Danforth is an applied mathematician interested in modeling a variety of physical, biological, and social phenomenon. He has applied principles of chaos theory to improve weather forecasts as a member of the Mathematics and Climate Research Network, and developed a real-time remote sensor of global happiness using messages from Twitter: the Hedonometer. Danforth co-runs the Computational Story Lab with Peter Dodds, and helps run UVM's reading group on complexity.
Laurent studies the interaction of structure and dynamics. His research involves network theory, statistical physics and nonlinear dynamics along with their applications in epidemiology, ecology, biology, and sociology.
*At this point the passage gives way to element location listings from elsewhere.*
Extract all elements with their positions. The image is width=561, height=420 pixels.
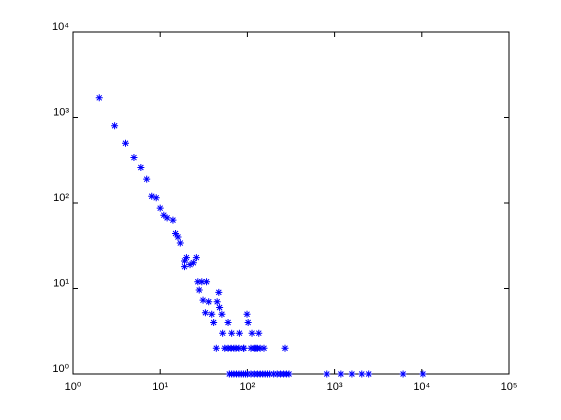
data-point <box>219 329 227 337</box>
data-point <box>95 94 103 102</box>
data-point <box>148 192 156 200</box>
data-point <box>235 344 243 352</box>
data-point <box>358 370 366 378</box>
data-point <box>169 216 177 224</box>
data-point <box>337 370 345 378</box>
data-point <box>228 329 236 337</box>
data-point <box>181 263 189 271</box>
data-point <box>122 139 129 147</box>
data-point <box>111 122 119 130</box>
data-point <box>260 344 268 352</box>
data-point <box>194 278 202 286</box>
y-tick-label: 10² <box>53 192 69 204</box>
data-point <box>195 286 203 294</box>
data-point <box>210 319 218 327</box>
data-point <box>228 370 236 378</box>
data-point <box>419 370 427 378</box>
data-point <box>224 319 232 327</box>
data-point <box>137 164 145 172</box>
data-point <box>243 310 251 318</box>
data-point <box>348 370 356 378</box>
data-point <box>216 303 224 311</box>
data-point <box>203 278 211 286</box>
data-point <box>235 329 243 337</box>
y-tick-label: 10⁴ <box>52 21 69 33</box>
data-point <box>152 194 160 202</box>
data-point <box>218 310 226 318</box>
data-point <box>230 344 238 352</box>
data-point <box>239 344 247 352</box>
data-point <box>199 296 207 304</box>
data-point <box>266 370 274 378</box>
data-point <box>176 239 184 247</box>
data-point <box>201 309 209 317</box>
data-point <box>181 257 189 265</box>
data-point <box>198 278 206 286</box>
data-point <box>256 344 264 352</box>
data-point <box>399 370 407 378</box>
data-point <box>205 298 213 306</box>
data-point <box>215 288 223 296</box>
x-tick-label: 10⁰ <box>65 381 82 393</box>
data-point <box>130 154 138 162</box>
data-point <box>182 254 190 262</box>
y-tick-label: 10⁰ <box>52 363 69 375</box>
data-point <box>208 310 216 318</box>
data-point <box>213 298 221 306</box>
data-point <box>243 370 251 378</box>
data-point <box>172 229 180 237</box>
x-tick-label: 10³ <box>327 381 343 393</box>
y-tick-label: 10³ <box>53 107 69 119</box>
x-tick-label: 10¹ <box>152 381 168 393</box>
data-point <box>365 370 373 378</box>
data-point <box>192 254 200 262</box>
data-point <box>160 211 168 219</box>
data-point <box>163 214 171 222</box>
data-point <box>186 261 194 269</box>
data-point <box>143 175 151 183</box>
data-point <box>212 344 220 352</box>
data-point <box>281 344 289 352</box>
data-point <box>248 329 256 337</box>
data-point <box>189 259 197 267</box>
y-tick-label: 10¹ <box>53 278 69 290</box>
x-tick-label: 10⁴ <box>413 381 430 393</box>
plot-frame <box>72 31 510 375</box>
data-point <box>270 370 278 378</box>
data-point <box>156 204 164 212</box>
data-point <box>285 370 293 378</box>
data-point <box>255 329 263 337</box>
data-point <box>174 233 182 241</box>
x-tick-label: 10² <box>239 381 255 393</box>
data-point <box>244 319 252 327</box>
data-point <box>323 370 331 378</box>
x-tick-label: 10⁵ <box>501 381 518 393</box>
Recent projects include comparing complex networks of different nature, the coevolution of human behavior and infectious diseases, understanding the role of forest shape in determining stability of tropical forests, as well as the impact of echo chambers in political discussions.
Hines' work broadly focuses on finding ways to make electric energy more reliable, more affordable, with less environmental impact. Particular topics of interest include understanding the mechanisms by which small problems in the power grid become large blackouts, identifying and mitigating the stresses caused by large amounts of electric vehicle charging, and quantifying the impact of high penetrations of wind/solar on electricity systems.
Bagrow's interests include: Complex Networks (community detection, social modeling and human dynamics, statistical phenomena, graph similarity and isomorphism), Statistical Physics (non-equilibrium methods, phase transitions, percolation, interacting particle systems, spin glasses), and Optimization(glassy techniques such as simulated/quantum annealing, (non-gradient) minimization of noisy objective functions).